Apple ha il diritto di venire a sapere quali sono le “mele marce” che si insinuano all’interno dell’azienda. E’ questo il verdetto del giudice James P. Kleinberg, chiamato a stabilire il da farsi in merito alla richiesta dell’azienda di Cupertino sul caso del segreto industriale violato da tre siti web (ThinkSecret, Apple Insider e PowerPage).
Da una parte v’è Apple, decisa a far luce sul problema: qualche dipendente dell’azienda potrebbe non aver mantenuto il segreto circa alcune novità del gruppo (a partire da Mac Mini fino al prossimo Asteroid) e ciò comporterebbe un danno per l’azienda stessa.
Dalla parte opposta vi sono i responsabili dei siti autori del goloso “scoop” che ha fatto innervosire i vertici di Cupertino: la fonte non è stata inizialmente rivelata ed i tre blogger (Jason O’Grady, Monish Bhatia e Kasper Jade) avevano negato tale informazione avanzando il diritto alla segretezza proprio della professione giornalistica.
Il giudice ha sentenziato: il diritto di indagare su eventuali violazioni del segreto industriale travalica il diritto giornalistico alla segretezza, ed inoltre i confini di definizione della professione giornalistica sono ormai troppo labili da poter essere usati come difesa.
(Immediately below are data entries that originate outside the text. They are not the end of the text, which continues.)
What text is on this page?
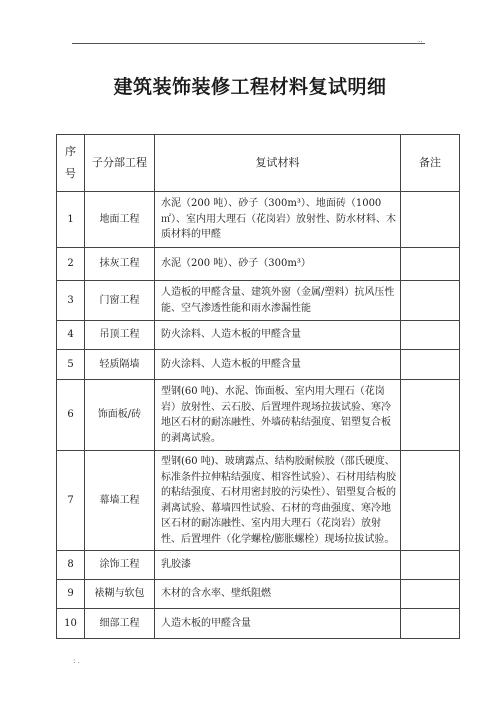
..
建筑装饰装修工程材料复试明细
序
号	子分部工程	复试材料	备注
1	地面工程	水泥（200 吨）、砂子（300m³）、地面砖（1000㎡）、室内用大理石（花岗岩）放射性、防水材料、木质材料的甲醛	
2	抹灰工程	水泥（200 吨）、砂子（300m³）	
3	门窗工程	人造板的甲醛含量、建筑外窗（金属/塑料）抗风压性能、空气渗透性能和雨水渗漏性能	
4	吊顶工程	防火涂料、人造木板的甲醛含量	
5	轻质隔墙	防火涂料、人造木板的甲醛含量	
6	饰面板/砖	型钢(60 吨)、水泥、饰面板、室内用大理石（花岗岩）放射性、云石胶、后置埋件现场拉拔试验、寒冷地区石材的耐冻融性、外墙砖粘结强度、铝塑复合板的剥离试验。	
7	幕墙工程	型钢(60 吨)、玻璃露点、结构胶耐候胶（邵氏硬度、标准条件拉伸粘结强度、相容性试验）、石材用结构胶的粘结强度、石材用密封胶的污染性）、铝塑复合板的剥离试验、幕墙四性试验、石材的弯曲强度、寒冷地区石材的耐冻融性、室内用大理石（花岗岩）放射性、后置埋件（化学螺栓/膨胀螺栓）现场拉拔试验。	
8	涂饰工程	乳胶漆	
9	裱糊与软包	木材的含水率、壁纸阻燃	
10	细部工程	人造木板的甲醛含量	
: .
In ogni caso, «un giornalista non può rifiutarsi di fornire informazioni quando sono relative ad un crimine». Tra 14 giorni è fissata la scadenza per consegnare i nomi alla Corte.
Attorno ai tre blogger si è immediatamente accesa una forte solidarietà coesa attorno al principio della libera informazione. In questo movimento si è distinta la Electronic Frontier Foundation (EEF), movimento che applaude ora l’intenzione dei blogger a ricorrere in appello.